Горделивая лошадь с лоснящейся шерстью храпит и фыркает, покусывая покрытую пеной узду.
— В парке… На скамье Габриэль…
Полукруглая замшелая скамья, опирающаяся на двойные перила лестницы, примостилась тут, словно гнездо в ветвях старой липы. В былое время в такие вечера, как сегодня, когда воздух напоен теплым благоуханием и жужжанием пчел, красавица Габриэль шептала здесь слова любви и томно вздыхала, напевая галантную песенку. А для Жанны Отман это место служит всего лишь наблюдательным пунктом. Если она не в Обители, то она здесь; беседуя с богом, она одновременно следит из-за кустов за тем, как идут хозяйственные дела, смотрит на безупречно ровные линии буковых аллей, на цветущие клумбы, на парники, стеклянные крыши которых сверкают вдоль железной дороги.

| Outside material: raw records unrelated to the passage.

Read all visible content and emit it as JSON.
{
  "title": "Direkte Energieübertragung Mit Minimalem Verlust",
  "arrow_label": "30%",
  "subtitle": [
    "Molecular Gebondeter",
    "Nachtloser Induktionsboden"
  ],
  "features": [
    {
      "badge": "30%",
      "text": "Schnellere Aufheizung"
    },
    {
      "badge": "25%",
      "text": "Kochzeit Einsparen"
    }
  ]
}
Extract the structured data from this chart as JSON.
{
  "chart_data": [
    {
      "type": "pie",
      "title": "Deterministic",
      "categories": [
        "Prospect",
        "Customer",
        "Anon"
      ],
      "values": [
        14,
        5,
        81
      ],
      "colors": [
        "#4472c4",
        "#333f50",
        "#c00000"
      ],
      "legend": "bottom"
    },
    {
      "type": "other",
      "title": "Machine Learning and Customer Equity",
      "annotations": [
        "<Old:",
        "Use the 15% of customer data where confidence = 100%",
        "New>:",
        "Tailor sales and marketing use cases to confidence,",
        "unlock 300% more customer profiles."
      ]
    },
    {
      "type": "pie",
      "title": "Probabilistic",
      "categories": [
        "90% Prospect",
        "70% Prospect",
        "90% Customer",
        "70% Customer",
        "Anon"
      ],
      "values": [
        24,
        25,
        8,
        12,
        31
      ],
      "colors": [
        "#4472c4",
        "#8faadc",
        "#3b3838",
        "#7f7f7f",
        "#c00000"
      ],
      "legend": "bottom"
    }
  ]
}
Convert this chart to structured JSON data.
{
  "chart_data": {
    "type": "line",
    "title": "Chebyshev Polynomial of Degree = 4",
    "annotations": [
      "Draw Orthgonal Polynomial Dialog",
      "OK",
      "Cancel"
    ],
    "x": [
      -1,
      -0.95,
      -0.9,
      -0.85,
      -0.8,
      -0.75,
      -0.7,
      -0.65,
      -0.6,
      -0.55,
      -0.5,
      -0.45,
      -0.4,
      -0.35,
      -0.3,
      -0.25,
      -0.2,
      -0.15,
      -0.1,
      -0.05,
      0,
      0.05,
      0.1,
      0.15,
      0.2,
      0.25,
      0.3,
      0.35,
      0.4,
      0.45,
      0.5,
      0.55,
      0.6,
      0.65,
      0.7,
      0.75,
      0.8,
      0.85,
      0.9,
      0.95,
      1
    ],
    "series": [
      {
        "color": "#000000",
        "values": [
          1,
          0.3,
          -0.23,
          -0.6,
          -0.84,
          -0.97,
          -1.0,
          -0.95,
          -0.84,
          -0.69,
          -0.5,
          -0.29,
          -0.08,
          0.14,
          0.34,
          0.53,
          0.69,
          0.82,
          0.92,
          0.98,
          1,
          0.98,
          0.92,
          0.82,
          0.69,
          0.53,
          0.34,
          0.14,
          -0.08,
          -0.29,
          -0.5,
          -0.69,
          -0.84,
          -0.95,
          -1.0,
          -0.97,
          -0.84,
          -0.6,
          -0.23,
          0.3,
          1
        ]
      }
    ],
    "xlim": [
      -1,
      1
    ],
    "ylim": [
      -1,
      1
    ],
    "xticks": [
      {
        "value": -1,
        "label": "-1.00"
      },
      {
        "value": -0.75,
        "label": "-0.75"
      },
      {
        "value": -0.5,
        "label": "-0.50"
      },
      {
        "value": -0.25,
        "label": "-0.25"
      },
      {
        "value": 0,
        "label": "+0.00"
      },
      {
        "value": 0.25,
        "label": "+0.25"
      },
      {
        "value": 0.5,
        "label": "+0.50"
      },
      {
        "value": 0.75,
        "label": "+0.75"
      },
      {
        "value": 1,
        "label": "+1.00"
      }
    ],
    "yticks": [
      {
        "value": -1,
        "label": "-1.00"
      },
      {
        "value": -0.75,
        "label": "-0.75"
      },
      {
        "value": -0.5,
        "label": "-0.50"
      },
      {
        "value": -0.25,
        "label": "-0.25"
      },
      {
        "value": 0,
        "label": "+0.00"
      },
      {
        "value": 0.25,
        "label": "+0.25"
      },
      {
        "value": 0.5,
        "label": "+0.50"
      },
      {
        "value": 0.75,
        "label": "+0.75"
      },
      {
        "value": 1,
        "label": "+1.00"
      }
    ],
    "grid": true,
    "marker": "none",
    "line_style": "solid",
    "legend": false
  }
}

Слугам это известно, так что, когда «барыня сидит под деревом», весь замок приобретает еще более подтянутый, более строгий вид, чем обычно.
— Душа, желающая слиться с богом, должна забыть все бренное, отречься от всех земных привязанностей…
Поднимаясь по высоким, закругляющимся ступеням лестницы, банкир слышит холодный голос своей жены. В ответ ей раздаются рыдания Ватсон. Бедная Ватсон вернулась из поездки взволнованная, измученная, как никогда, и воспоминание об оставленных ею детях терзает ее, не дает ей покоя. Жанна возмущается и бранит ее, слезы матери ничуть ее не трогают, ибо ей-то Христос «даровал силу».
— Здравствуйте… — говорит она Отману и спешит подставить ему лоб для поцелуя, чтобы вернуться к разговору с Ватсон.
Но он твердо заявляет:
— Мне надо поговорить с вами, Жанна…
По его горящему взгляду, по нервному движению, каким он стиснул ей руку, она поняла, что настал час объяснения, которое так долго откладывалось.
— Ступай, дочь моя… — велит она Ватсон.
И вот она ждет с удрученным видом, с жестким выражением лица, какое бывает у женщины, которая не любит и знает, что сейчас ей будут говорить о любви.
Отман сел рядом с ней и тихо начал:
— Зачем вы вырываете руку, Жанна? Зачем отнимать то, что было вами дано?.. Нет, нет, вы отлично понимаете. Не смотрите на меня так, глаза ваши лгут… Вы принадлежали мне, почему же вы теперь отвергаете меня?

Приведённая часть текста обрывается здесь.